Le contexte environnemental peut aussi affecter la sexualité d’Ely. Avec l’âge, la rencontre de nouveaux partenaires peut être limitée. De plus, les normes liées à différents lieux de résidence peuvent contraindre ou médicaliser la sexualité de leurs résident.e.s. Les mythes sociaux peuvent aussi porter atteinte à la vision qu’Ely a d’iel-même. Enfermés dans des codes de performance et de virilité, les hommes peuvent souffrir de ne plus « être reconnu[s] dans leur statut d’actif » (p.14). Tandis que les femmes, face à un corps changeant et à un éloignement des normes de beauté, peuvent avoir une plus forte difficulté dans leur rapport à elles-mêmes.

Toutefois, chez Ely et de nombreuses personnes de son âge, l’activité ou l’intérêt sexuel peuvent toujours perdurer. Une étude nord-américaine montre qu’un homme sur trois et qu’une femme sur cinq serait sexuellement actif.ve.s entre 75 et 85 ans. Cette activité reliée à une bonne santé sexuelle serait un indicateur important du niveau de santé global et de la qualité de vie. Finalement, la sexualité est un domaine important à valoriser. Elle constituerait un puissant anti-stresseur, permettrait de prévenir certains problèmes cardiaques et diminuerait les sensations de douleurs.
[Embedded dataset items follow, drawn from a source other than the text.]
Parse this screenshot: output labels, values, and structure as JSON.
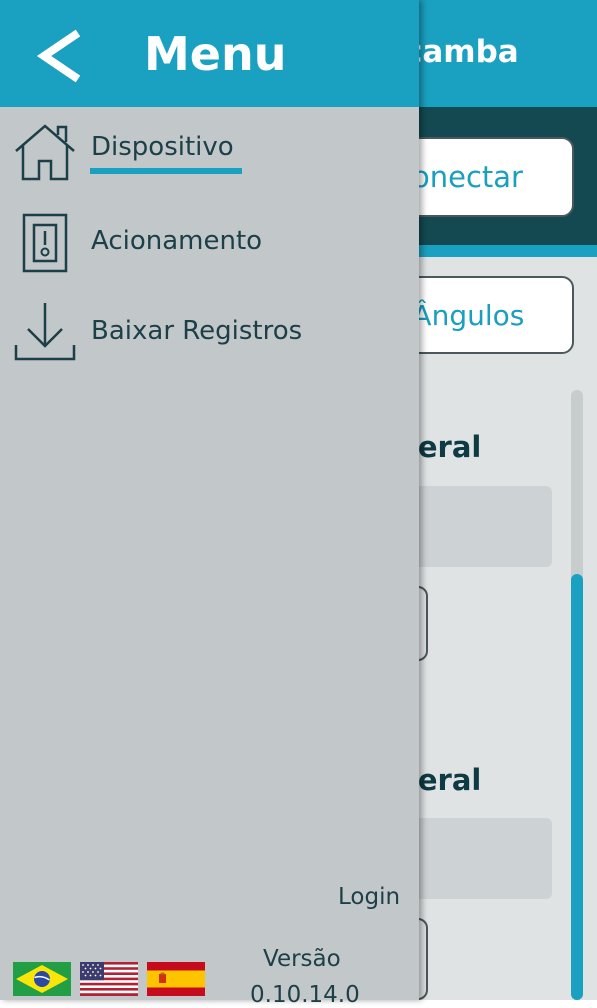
{
  "background": {
    "title": "çamba",
    "connect_button": "onectar",
    "angles_button": "r Ângulos",
    "section_label_1": "teral",
    "section_label_2": "teral"
  },
  "drawer": {
    "title": "Menu",
    "items": [
      {
        "label": "Dispositivo",
        "icon": "home-icon",
        "active": true
      },
      {
        "label": "Acionamento",
        "icon": "switch-icon",
        "active": false
      },
      {
        "label": "Baixar Registros",
        "icon": "download-icon",
        "active": false
      }
    ],
    "login": "Login",
    "version_label": "Versão",
    "version_value": "0.10.14.0",
    "languages": [
      "brazil-flag-icon",
      "usa-flag-icon",
      "spain-flag-icon"
    ]
  },
  "colors": {
    "accent": "#1aa0c0",
    "dark_band": "#144952",
    "drawer_bg": "#c2c7c9",
    "text_dark": "#1d3f47"
  }
}
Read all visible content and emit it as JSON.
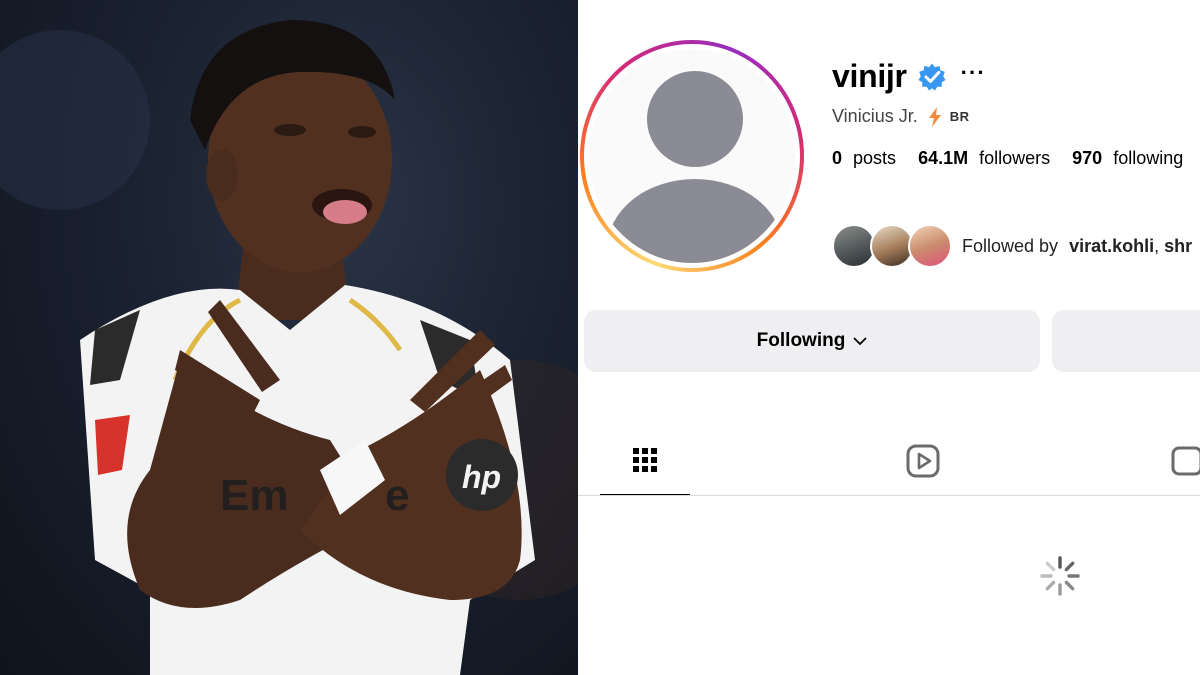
{
  "profile": {
    "username": "vinijr",
    "full_name": "Vinicius Jr.",
    "country_code": "BR",
    "stats": {
      "posts_count": "0",
      "posts_label": "posts",
      "followers_count": "64.1M",
      "followers_label": "followers",
      "following_count": "970",
      "following_label": "following"
    },
    "followed_by": {
      "prefix": "Followed by",
      "names": "virat.kohli",
      "separator": ", ",
      "more": "shr"
    }
  },
  "actions": {
    "following_label": "Following"
  },
  "tabs": [
    {
      "icon": "grid-icon",
      "active": true
    },
    {
      "icon": "reels-icon",
      "active": false
    },
    {
      "icon": "tagged-icon",
      "active": false
    }
  ],
  "colors": {
    "verified": "#3897f0",
    "button_bg": "#efeff2",
    "ring_start": "#feda75",
    "ring_mid": "#d62976",
    "ring_end": "#962fbf",
    "bolt": "#f58a3a"
  }
}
Les conseils sexos pour améliorer sa santé sexuelle

  • Pour préserver son bien-être sexuel, on peut travailler l’acceptation des changements associés au vieillissement. Cette aptitude passe par un travail de distinction entre le plaisir, la procréation et la performance, en remettant au centre la notion d’hédonisme*.
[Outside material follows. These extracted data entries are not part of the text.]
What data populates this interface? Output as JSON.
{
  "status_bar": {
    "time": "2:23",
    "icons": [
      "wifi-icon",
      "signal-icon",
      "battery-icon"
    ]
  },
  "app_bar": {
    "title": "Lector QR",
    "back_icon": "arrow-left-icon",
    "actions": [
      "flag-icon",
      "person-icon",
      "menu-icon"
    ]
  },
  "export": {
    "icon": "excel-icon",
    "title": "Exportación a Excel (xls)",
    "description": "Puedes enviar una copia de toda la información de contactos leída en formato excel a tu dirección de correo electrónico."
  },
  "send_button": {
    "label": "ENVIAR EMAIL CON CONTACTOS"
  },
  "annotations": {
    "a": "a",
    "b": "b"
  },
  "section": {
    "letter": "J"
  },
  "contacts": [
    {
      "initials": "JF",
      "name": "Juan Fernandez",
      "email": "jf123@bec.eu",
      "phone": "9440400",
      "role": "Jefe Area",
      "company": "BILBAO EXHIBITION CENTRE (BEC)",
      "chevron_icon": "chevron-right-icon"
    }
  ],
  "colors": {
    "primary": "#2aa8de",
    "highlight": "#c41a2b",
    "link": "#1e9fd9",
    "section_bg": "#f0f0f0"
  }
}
  • S’informer sur les outils adaptés notamment pour pallier les effets de certains médicaments (bétabloquants, antidépresseurs, neuroléptiques, etc). Favoriser le lubrifiant pour les personnes ayant des problématiques de sécheresse vaginale. Avoir recours à des prises de médications par injection favorisant l’érection pour les hommes ou dans des cas plus complexes le dispositif du vacuum ou encore l’implant pénien.
  • Préserver une intimité émotionnelle avec son.a partenaire. Se décentrer des parties génitales et de la pénétration. Développer la sensibilité d’autres zones érogènes. Favoriser les caresses, massages pour une excitation plus lente et le slow sex, il faut prendre son temps.
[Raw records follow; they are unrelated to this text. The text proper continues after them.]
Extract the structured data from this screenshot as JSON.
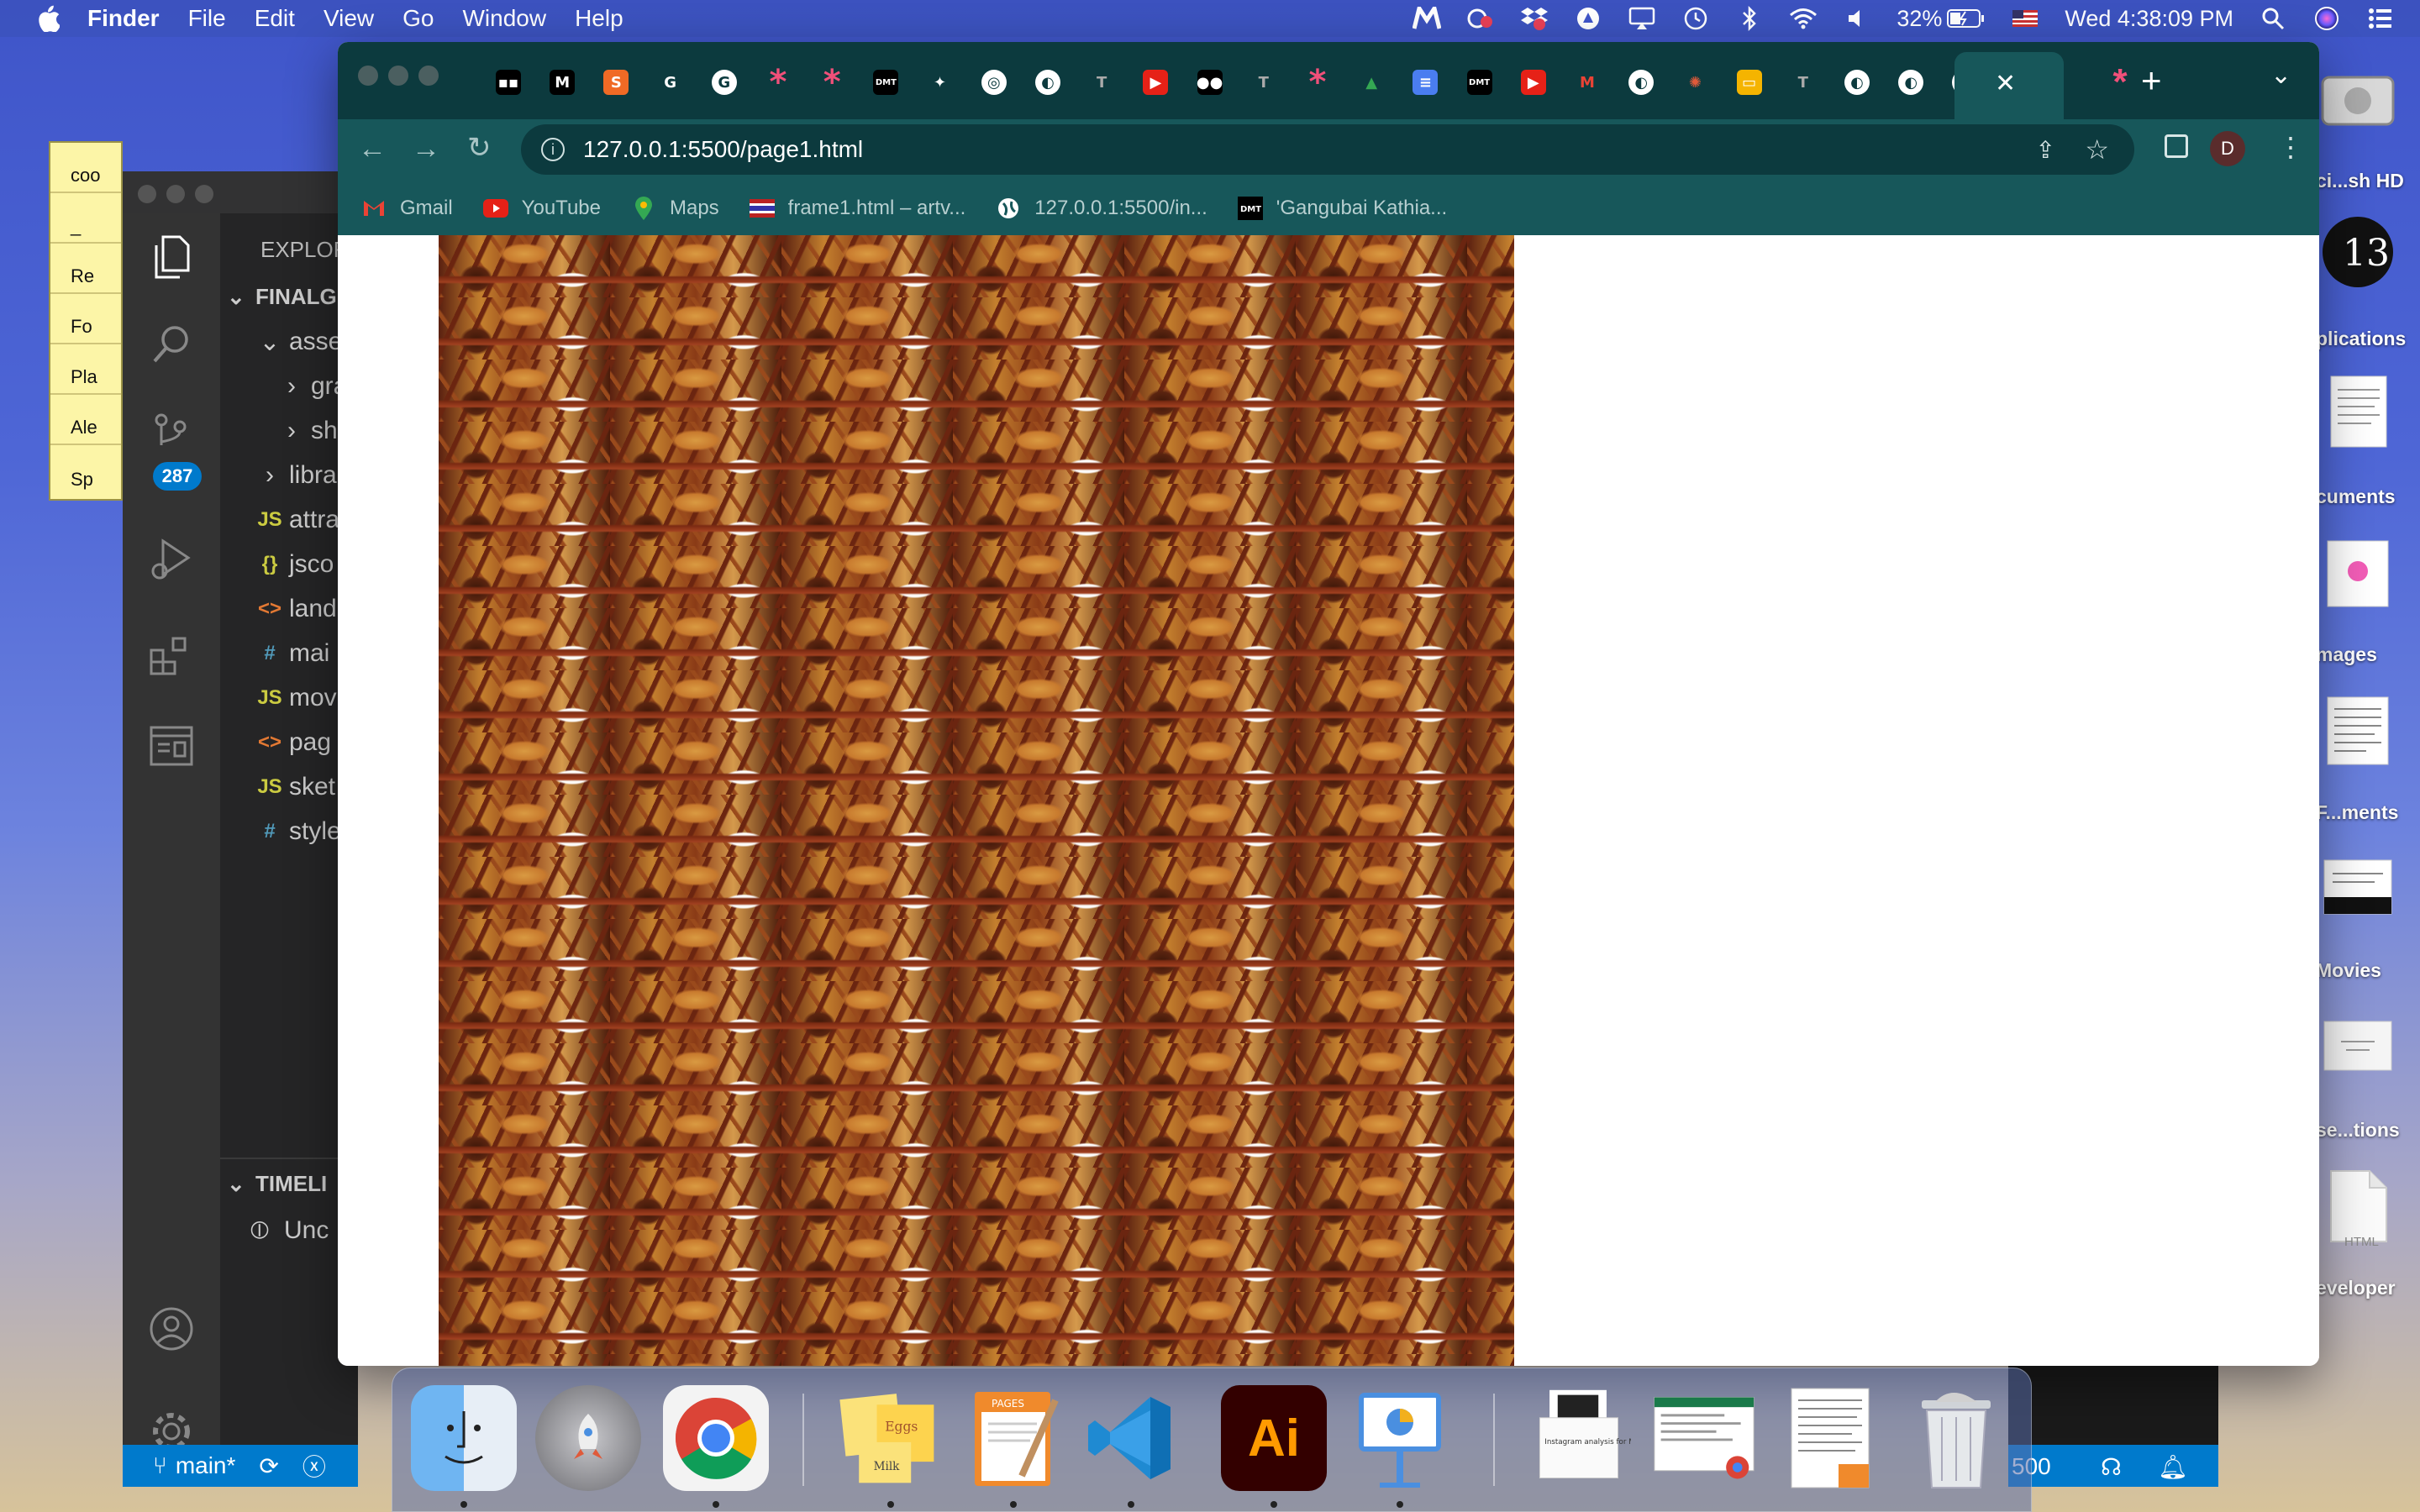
{
  "menubar": {
    "app_name": "Finder",
    "items": [
      "File",
      "Edit",
      "View",
      "Go",
      "Window",
      "Help"
    ],
    "battery": "32%",
    "datetime": "Wed 4:38:09 PM"
  },
  "stickies": {
    "lines": [
      "coo",
      "_",
      "Re",
      "Fo",
      "Pla",
      "Ale",
      "Sp"
    ]
  },
  "vscode": {
    "explorer_title": "EXPLOR",
    "folder": "FINALG",
    "source_control_badge": "287",
    "tree": [
      {
        "label": "asse",
        "icon": "chevron-down",
        "indent": 1
      },
      {
        "label": "gra",
        "icon": "chevron-right",
        "indent": 2
      },
      {
        "label": "sha",
        "icon": "chevron-right",
        "indent": 2
      },
      {
        "label": "libra",
        "icon": "chevron-right",
        "indent": 1
      },
      {
        "label": "attra",
        "icon": "JS",
        "indent": 1
      },
      {
        "label": "jsco",
        "icon": "{}",
        "indent": 1
      },
      {
        "label": "land",
        "icon": "<>",
        "indent": 1
      },
      {
        "label": "mai",
        "icon": "#",
        "indent": 1
      },
      {
        "label": "mov",
        "icon": "JS",
        "indent": 1
      },
      {
        "label": "pag",
        "icon": "<>",
        "indent": 1
      },
      {
        "label": "sket",
        "icon": "JS",
        "indent": 1
      },
      {
        "label": "style",
        "icon": "#",
        "indent": 1
      }
    ],
    "timeline_title": "TIMELI",
    "timeline_item": "Unc",
    "status_branch": "main*",
    "status_right": "500"
  },
  "chrome": {
    "url": "127.0.0.1:5500/page1.html",
    "profile_initial": "D",
    "bookmarks": [
      "Gmail",
      "YouTube",
      "Maps",
      "frame1.html – artv...",
      "127.0.0.1:5500/in...",
      "'Gangubai Kathia..."
    ],
    "tabs": [
      {
        "icon": "medium-dark",
        "color": "#000000",
        "text": "▪▪"
      },
      {
        "icon": "m-logo",
        "color": "#000000",
        "text": "M"
      },
      {
        "icon": "orange-s",
        "color": "#f06a25",
        "text": "S"
      },
      {
        "icon": "g-logo",
        "color": "#0c3a3e",
        "text": "G"
      },
      {
        "icon": "google",
        "color": "#ffffff",
        "text": "G"
      },
      {
        "icon": "asterisk",
        "color": "#0c3a3e",
        "text": "*"
      },
      {
        "icon": "asterisk",
        "color": "#0c3a3e",
        "text": "*"
      },
      {
        "icon": "dmt",
        "color": "#000000",
        "text": "DMT"
      },
      {
        "icon": "puzzle",
        "color": "#0c3a3e",
        "text": "✦"
      },
      {
        "icon": "target",
        "color": "#0c3a3e",
        "text": "◎"
      },
      {
        "icon": "globe",
        "color": "#0c3a3e",
        "text": "◐"
      },
      {
        "icon": "nyt",
        "color": "#0c3a3e",
        "text": "T"
      },
      {
        "icon": "youtube",
        "color": "#e62117",
        "text": "▶"
      },
      {
        "icon": "medium",
        "color": "#000000",
        "text": "●●"
      },
      {
        "icon": "nyt",
        "color": "#0c3a3e",
        "text": "T"
      },
      {
        "icon": "asterisk",
        "color": "#0c3a3e",
        "text": "*"
      },
      {
        "icon": "drive",
        "color": "#0c3a3e",
        "text": "▲"
      },
      {
        "icon": "docs",
        "color": "#4a7df0",
        "text": "≡"
      },
      {
        "icon": "dmt",
        "color": "#000000",
        "text": "DMT"
      },
      {
        "icon": "youtube",
        "color": "#e62117",
        "text": "▶"
      },
      {
        "icon": "gmail",
        "color": "#0c3a3e",
        "text": "M"
      },
      {
        "icon": "globe",
        "color": "#0c3a3e",
        "text": "◐"
      },
      {
        "icon": "sun",
        "color": "#0c3a3e",
        "text": "✺"
      },
      {
        "icon": "slides",
        "color": "#f5b400",
        "text": "▭"
      },
      {
        "icon": "nyt",
        "color": "#0c3a3e",
        "text": "T"
      },
      {
        "icon": "globe",
        "color": "#0c3a3e",
        "text": "◐"
      },
      {
        "icon": "globe",
        "color": "#0c3a3e",
        "text": "◐"
      },
      {
        "icon": "globe",
        "color": "#0c3a3e",
        "text": "◐"
      }
    ],
    "active_tab_close": "✕",
    "pinned_after": {
      "icon": "asterisk",
      "text": "*"
    },
    "new_tab": "+"
  },
  "desktop": {
    "items": [
      "ci...sh HD",
      "plications",
      "cuments",
      "mages",
      "F...ments",
      "Movies",
      "se...tions",
      "eveloper"
    ]
  },
  "dock": {
    "apps": [
      "Finder",
      "Launchpad",
      "Chrome",
      "Stickies",
      "Pages",
      "Visual Studio Code",
      "Illustrator",
      "Keynote"
    ],
    "stickies_note": "Eggs Milk",
    "illustrator_label": "Ai",
    "pages_label": "PAGES",
    "doc_caption": "Instagram analysis for Mood&Co",
    "html_doc": "HTML"
  }
}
  • Parce que tout ne se fait pas individuellement, il serait important que les proches puissent également valider les personnes âgées dans leur expérience et favoriser une communication inter-générationnelle sans tabou.

* »L’hédonisme est le principe de plaisir pensé, agi et entretenu, englobant le désir de jouissance, les actes qui s’ensuivent, et toutes les représentations qui s’y lient”. Définition tirée de l’ouvrage Les hédonismes de Michel Martin.